Growth is being fuelled most significantly by automobile production. Already, car manufacture accounts for 64% of all lithium battery consumption, and while total numbers of battery-powered electric vehicles and plug-in hybrid electric vehicles only broke the five million mark in 2018, according to BloombergNEF, 57% of all new passenger car sales will be electric by 2040. This is thanks, in part, to national governments phasing out petrol engines.
Lithium-ion batteries are seen as the vital component to transition power usage away from fossil fuels.
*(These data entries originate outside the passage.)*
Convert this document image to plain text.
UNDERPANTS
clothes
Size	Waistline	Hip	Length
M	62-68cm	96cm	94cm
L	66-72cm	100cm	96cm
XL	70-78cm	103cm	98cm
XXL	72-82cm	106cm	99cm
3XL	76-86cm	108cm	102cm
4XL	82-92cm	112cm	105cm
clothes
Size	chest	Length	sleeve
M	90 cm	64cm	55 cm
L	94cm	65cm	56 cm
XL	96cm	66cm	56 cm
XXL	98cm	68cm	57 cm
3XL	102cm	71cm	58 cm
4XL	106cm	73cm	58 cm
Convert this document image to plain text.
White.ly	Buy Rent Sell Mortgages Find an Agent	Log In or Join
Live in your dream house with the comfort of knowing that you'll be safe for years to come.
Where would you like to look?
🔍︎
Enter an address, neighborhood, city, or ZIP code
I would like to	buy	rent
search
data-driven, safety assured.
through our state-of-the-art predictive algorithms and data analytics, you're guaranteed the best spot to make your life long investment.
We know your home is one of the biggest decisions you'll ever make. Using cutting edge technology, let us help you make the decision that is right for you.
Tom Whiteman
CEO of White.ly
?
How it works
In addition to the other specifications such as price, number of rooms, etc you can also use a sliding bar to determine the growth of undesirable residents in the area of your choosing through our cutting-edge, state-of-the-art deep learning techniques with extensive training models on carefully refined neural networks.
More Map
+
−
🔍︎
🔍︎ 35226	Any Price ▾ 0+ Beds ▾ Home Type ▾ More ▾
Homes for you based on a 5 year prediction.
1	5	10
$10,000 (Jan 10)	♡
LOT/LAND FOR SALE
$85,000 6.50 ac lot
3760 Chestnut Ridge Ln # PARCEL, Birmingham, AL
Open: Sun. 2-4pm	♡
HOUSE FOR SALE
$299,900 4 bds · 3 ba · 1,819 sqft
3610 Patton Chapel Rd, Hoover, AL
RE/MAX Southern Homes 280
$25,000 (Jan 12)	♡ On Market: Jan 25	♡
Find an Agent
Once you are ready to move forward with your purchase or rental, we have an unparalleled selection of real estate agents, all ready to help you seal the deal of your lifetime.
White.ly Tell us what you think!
Notwithstanding arguments that mining lithium and cobalt – its two principal ingredients – is just as environmentally damaging, the direction of travel has been set. The battery industry already accounts for the majority of global cobalt demand (with $60bn of investments in new battery factories being made in 2019 alone), and this is predicted to grow further, as car makers in particular strive to pack more capacity – ie mileage potential – into their new vehicles. Global demand for cobalt is predicted to hit 300,000 tonnes per year by 2029, against the 70,000 tonnes used in 2019. Ford alone has a $11bn plan to develop 40 all-electric and hybrid models by 2022, while Volkswagen has increased its electric vehicle goal to 70 new models by 2028, up from an initial target of 50.
Supply chain implications
The growing worry seems to be how to solve the conundrum of creating mass storage. As growth in renewable energy increases, the battle is on to upscale battery production to units big enough for the home, as well as those at industrial sizes, to better store and release energy.
Anything else on the horizon?
Just to complicate matters, yes. Lithium-ion batteries are so-called ‘wet’ batteries, using liquid electrolytes to move energy around. Attention is now turning to cells that are ‘dry’ and made of solid conductive material. They are less likely to catch fire, and charge faster (the current drawback).
In 2018, Toyota, Nissan, Honda and Panasonic teamed up, with a specific focus on developing solid-state batteries. The technology is expected to reach the mass market by 2030.
The UK Government has recently announced bringing forward a ban on selling new petrol, diesel or hybrid cars in the UK from 2040 to 2035. While environmentalists have rejoiced through gritted teeth (they don’t think it comes soon enough), others argue car range needs to rise significantly – to 350-500 miles (with much faster charging), before consumers fully embrace the lure of electric.